You’ve repeated a few venues’ stationery many times – Balthazar, for example.
I think Balthazar has such an international appeal. Honestly, though, I recently went back after a few years of hiatus and became obsessed with drawing on their stationery. It’s really quintessential New York for me. It reminds me of the late 90s when I first came to the city to make it as an artist.
What materials do you use?
I mostly use custom-made watercolors, oil sticks, and ink. I’ve also used wine, coffee, food coloring, and squid ink. Like the stationery, my medium is just one aspect of the process. It all comes together to form a visceral experience.
The series is replete with places like Mr. Chow and Momofuku. What about, say, a family-run restaurant in Harlem?
It’s definitely a focus of the work to question the value of social aspirations. I’m using iconic places that have a cultural value and past, similar to art, and contrasting those trajectories. Rao’s would be a place from Harlem that I would choose, because it’s iconic and has a certain type of majesty. But now it sells its own brand of pasta sauce.
Are the proprietors aware of your art?
Many are, and they’ve been very supportive. Some have commissioned works.
I heard that one especially pleased patron expressed his thanks in fine wine, and you poured it down the drain. Really?
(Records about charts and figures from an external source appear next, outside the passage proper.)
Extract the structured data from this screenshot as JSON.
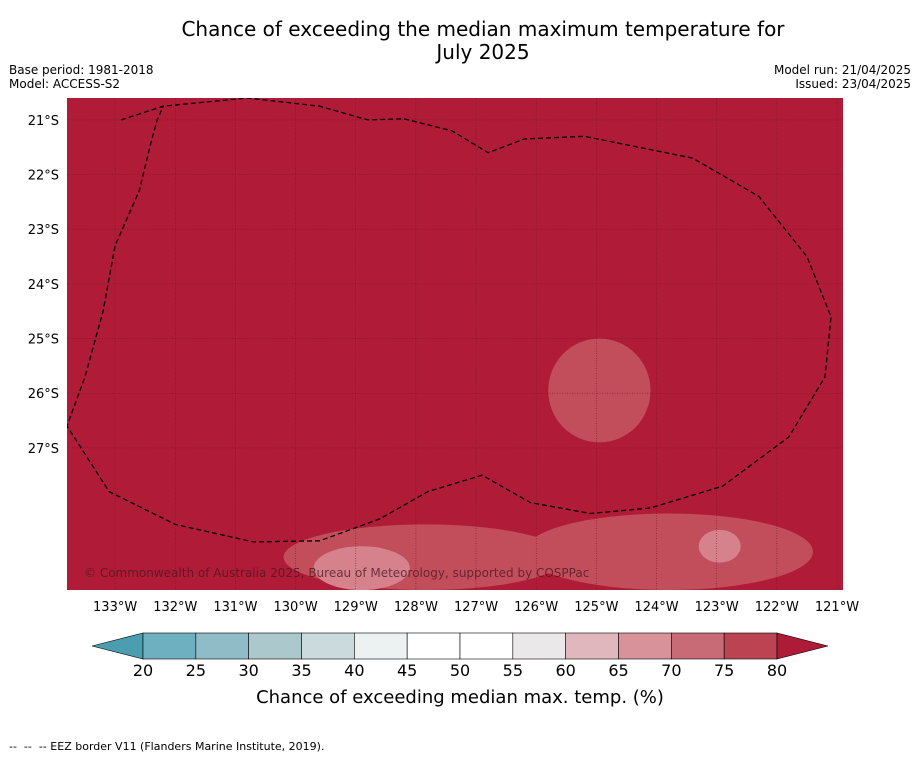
{
  "title_line1": "Chance of exceeding the median maximum temperature for",
  "title_line2": "July 2025",
  "meta": {
    "base_period": "Base period: 1981-2018",
    "model": "Model: ACCESS-S2",
    "model_run": "Model run: 21/04/2025",
    "issued": "Issued: 23/04/2025"
  },
  "copyright": "© Commonwealth of Australia 2025, Bureau of Meteorology, supported by COSPPac",
  "footnote": "--  --  -- EEZ border V11 (Flanders Marine Institute, 2019).",
  "colors": {
    "background_fill": "#b01c37",
    "level_75": "#c24e5c",
    "level_70": "#d5828d",
    "grid": "#6a1020",
    "eez_border": "#000000"
  },
  "chart_data": {
    "type": "heatmap",
    "title": "Chance of exceeding the median maximum temperature for July 2025",
    "xlabel": "",
    "ylabel": "",
    "xlim": [
      -133.8,
      -120.9
    ],
    "ylim": [
      -29.6,
      -20.6
    ],
    "x_ticks": [
      -133,
      -132,
      -131,
      -130,
      -129,
      -128,
      -127,
      -126,
      -125,
      -124,
      -123,
      -122,
      -121
    ],
    "x_tick_labels": [
      "133°W",
      "132°W",
      "131°W",
      "130°W",
      "129°W",
      "128°W",
      "127°W",
      "126°W",
      "125°W",
      "124°W",
      "123°W",
      "122°W",
      "121°W"
    ],
    "y_ticks": [
      -21,
      -22,
      -23,
      -24,
      -25,
      -26,
      -27
    ],
    "y_tick_labels": [
      "21°S",
      "22°S",
      "23°S",
      "24°S",
      "25°S",
      "26°S",
      "27°S"
    ],
    "grid": true,
    "dominant_value": ">80",
    "regions": [
      {
        "category": "75-80",
        "lon": [
          -125.8,
          -124.1
        ],
        "lat": [
          -25.0,
          -26.9
        ]
      },
      {
        "category": "75-80",
        "lon": [
          -130.2,
          -125.5
        ],
        "lat": [
          -28.4,
          -29.6
        ]
      },
      {
        "category": "75-80",
        "lon": [
          -126.2,
          -121.4
        ],
        "lat": [
          -28.2,
          -29.6
        ]
      },
      {
        "category": "70-75",
        "lon": [
          -129.7,
          -128.1
        ],
        "lat": [
          -28.8,
          -29.6
        ]
      },
      {
        "category": "70-75",
        "lon": [
          -123.3,
          -122.6
        ],
        "lat": [
          -28.5,
          -29.1
        ]
      }
    ],
    "colorbar": {
      "label": "Chance of exceeding median max. temp. (%)",
      "ticks": [
        20,
        25,
        30,
        35,
        40,
        45,
        50,
        55,
        60,
        65,
        70,
        75,
        80
      ],
      "tick_labels": [
        "20",
        "25",
        "30",
        "35",
        "40",
        "45",
        "50",
        "55",
        "60",
        "65",
        "70",
        "75",
        "80"
      ],
      "extend": "both",
      "colors": [
        "#4a9eaf",
        "#6eb0bf",
        "#8fbcc7",
        "#abc8cd",
        "#cbdadd",
        "#ecf1f2",
        "#ffffff",
        "#ffffff",
        "#ebe8e9",
        "#e0b7bd",
        "#d7929a",
        "#c86b76",
        "#bc4452",
        "#ad1b36"
      ]
    },
    "eez_border": [
      [
        -132.9,
        -21.0
      ],
      [
        -132.2,
        -20.75
      ],
      [
        -130.8,
        -20.6
      ],
      [
        -129.6,
        -20.75
      ],
      [
        -128.8,
        -21.0
      ],
      [
        -128.2,
        -20.98
      ],
      [
        -127.4,
        -21.2
      ],
      [
        -126.8,
        -21.6
      ],
      [
        -126.2,
        -21.35
      ],
      [
        -125.2,
        -21.3
      ],
      [
        -123.4,
        -21.7
      ],
      [
        -122.3,
        -22.4
      ],
      [
        -121.5,
        -23.5
      ],
      [
        -121.1,
        -24.6
      ],
      [
        -121.2,
        -25.7
      ],
      [
        -121.8,
        -26.8
      ],
      [
        -122.9,
        -27.7
      ],
      [
        -124.1,
        -28.1
      ],
      [
        -125.1,
        -28.2
      ],
      [
        -126.1,
        -28.0
      ],
      [
        -126.9,
        -27.5
      ],
      [
        -127.8,
        -27.8
      ],
      [
        -128.6,
        -28.3
      ],
      [
        -129.6,
        -28.7
      ],
      [
        -130.7,
        -28.72
      ],
      [
        -132.0,
        -28.4
      ],
      [
        -133.1,
        -27.8
      ],
      [
        -133.8,
        -26.6
      ],
      [
        -133.5,
        -25.7
      ],
      [
        -133.2,
        -24.5
      ],
      [
        -133.0,
        -23.3
      ],
      [
        -132.6,
        -22.3
      ],
      [
        -132.4,
        -21.4
      ],
      [
        -132.3,
        -21.0
      ],
      [
        -132.2,
        -20.75
      ]
    ]
  }
}
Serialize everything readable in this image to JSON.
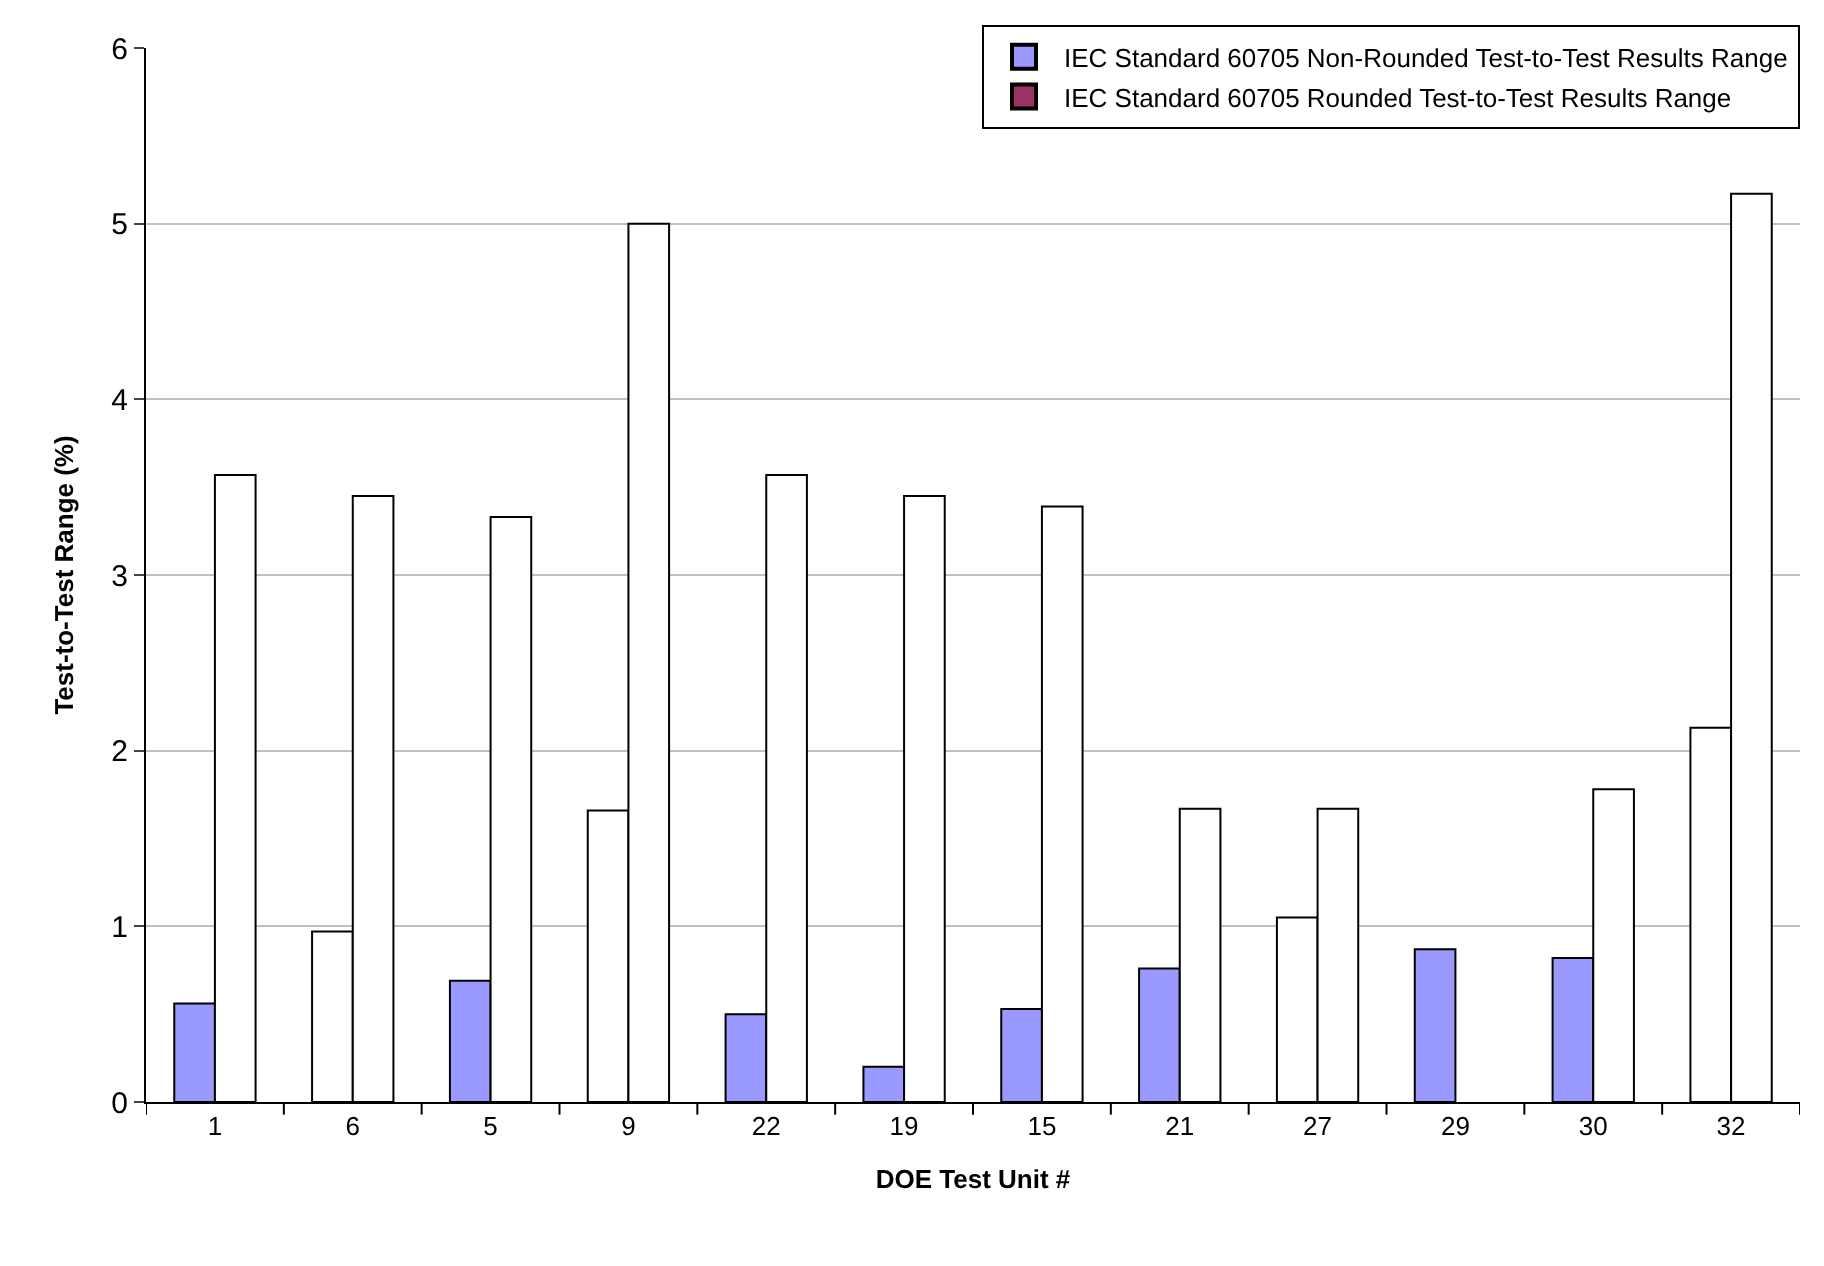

Yes. I took $5,000 worth of red and white wine – given to me as a gift from a collector of my work and very good friend – and, indeed, poured it down the drain. It’s an homage to Chelsea and the recent flooding from Hurricane Sandy that destroyed a lot of art. I called it “Apres Le Vernissage,” and set it to Brahms’s intermezzo opus 117 no. 1. It’s a simple gesture, but I think it makes its point.